Enterprise Cyber security Architect
Our client is seeking a highly-skilled Enterprise Cybersecurity Architect to join their team of qualified, diverse individuals. This position is located in Springfield, VA.
Develop and maintain business, systems, and information processes to support enterprise cybersecurity and mission needs; develops information technology (IT) rules and requirements that describe baseline and target cybersecurity architectures.
- Identify and prioritize critical business cybersecurity functions in collaboration with organizational stakeholders.
- Provide cybersecurity advice on project schedule, design concepts or changes.
- Ensure that acquired or developed system(s) and architecture(s) are consistent with organization’s cybersecurity architecture guidelines.
- Evaluate architectures and designs to determine the adequacy of security design and architecture proposed or provided in response to system requirements allocating the appropriate cybersecurity services and mechanisms to address any identified gaps.
- Develop enterprise architecture or system components required to meet cybersecurity needs.
- Generate alternative system concepts, physical architectures, security architectures, and design solutions
- Define system availability (resiliency) based on critical system functions and ensure that system requirements identify appropriate disaster recovery (DR) and continuity of operations (COOP) requirements.
- Provide input to the NIST Risk Management Framework process activities and related documentation (system life-cycle support plans, concept of operations, operational procedures, and maintenance training materials).
- Develop a system security context, a preliminary system security Concept of Operations (CONOPS) and define baseline system security requirements in accordance with applicable cybersecurity requirements.
- Document and update as necessary all definition and architecture activities including how the implementation of new systems that interface may impact the cybersecurity posture of the enterprise.
- 10 years of relevant cybersecurity risk management experience
- Bachelor’s degree in Computer Science, IT, Cybersecurity, SW Engineering, or related technical degree strongly preferred.
- Qualified candidates must possess the PMP certification, and they must also meet level IAM III DoD 8140 Baseline Certification requirements by possessing the following industry certifications:
- CISSP (or Associate)
The successful Enterprise Cybersecurity Architect will need to demonstrate the following capabilities;
- Knowledge of information systems, networks, and security methodologies (OS, protocols, topologies, architectures, cloud, on-premise, classified environments, zero trust, defense in depth, least privilege, etc.).
- Knowledge of program protection planning (e.g. information technology (IT) supply chain security/risk management policies, anti-tampering techniques, and requirements).
- Knowledge of the enterprise information technology (IT) architectural concepts and patterns (e.g., baseline, validated design, and target architectures.)
- Skill in designing the integration of hardware and software solutions.
- Skill in determining how a security system should work (including its resilience and dependability capabilities) and how changes in conditions, operations, or the environment will affect these outcomes.
- Skill to identify cybersecurity and privacy issues that stem from connections with internal and external customers and partner organizations.
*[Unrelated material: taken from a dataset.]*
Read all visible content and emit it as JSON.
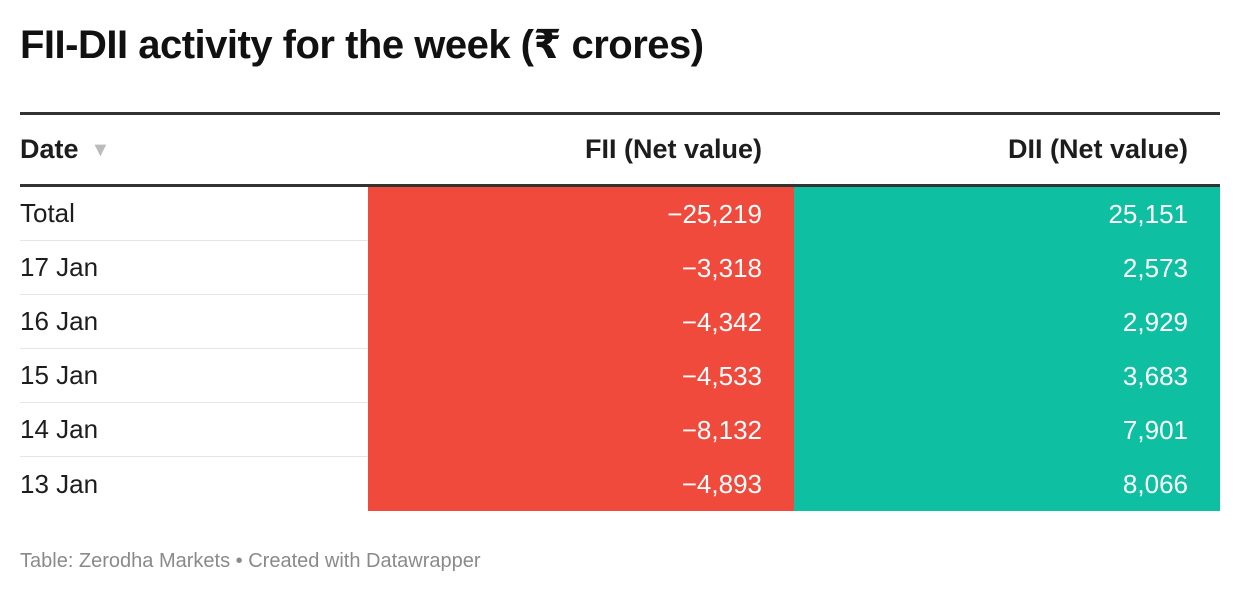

- Ability to apply the methods, standards, and approaches for describing, analyzing, and documenting an organization’s enterprise information technology (IT) architecture (e.g., Open Group Architecture Framework [TOGAF], Department of Defense Architecture Framework [DoDAF], Federal Enterprise Architecture Framework [FEAF]).
- Ability to conduct vulnerability scans and recognize vulnerabilities in security systems.
- Ability to execute technology integration processes.
- Ability to design micro-segmentation, zero trust, and least privilege models in enterprise architectures.
- This position will require U.S. citizenship and an active DoD TS/SCI security clearance. Must be willing to submit to, and pass, a CI polygraph.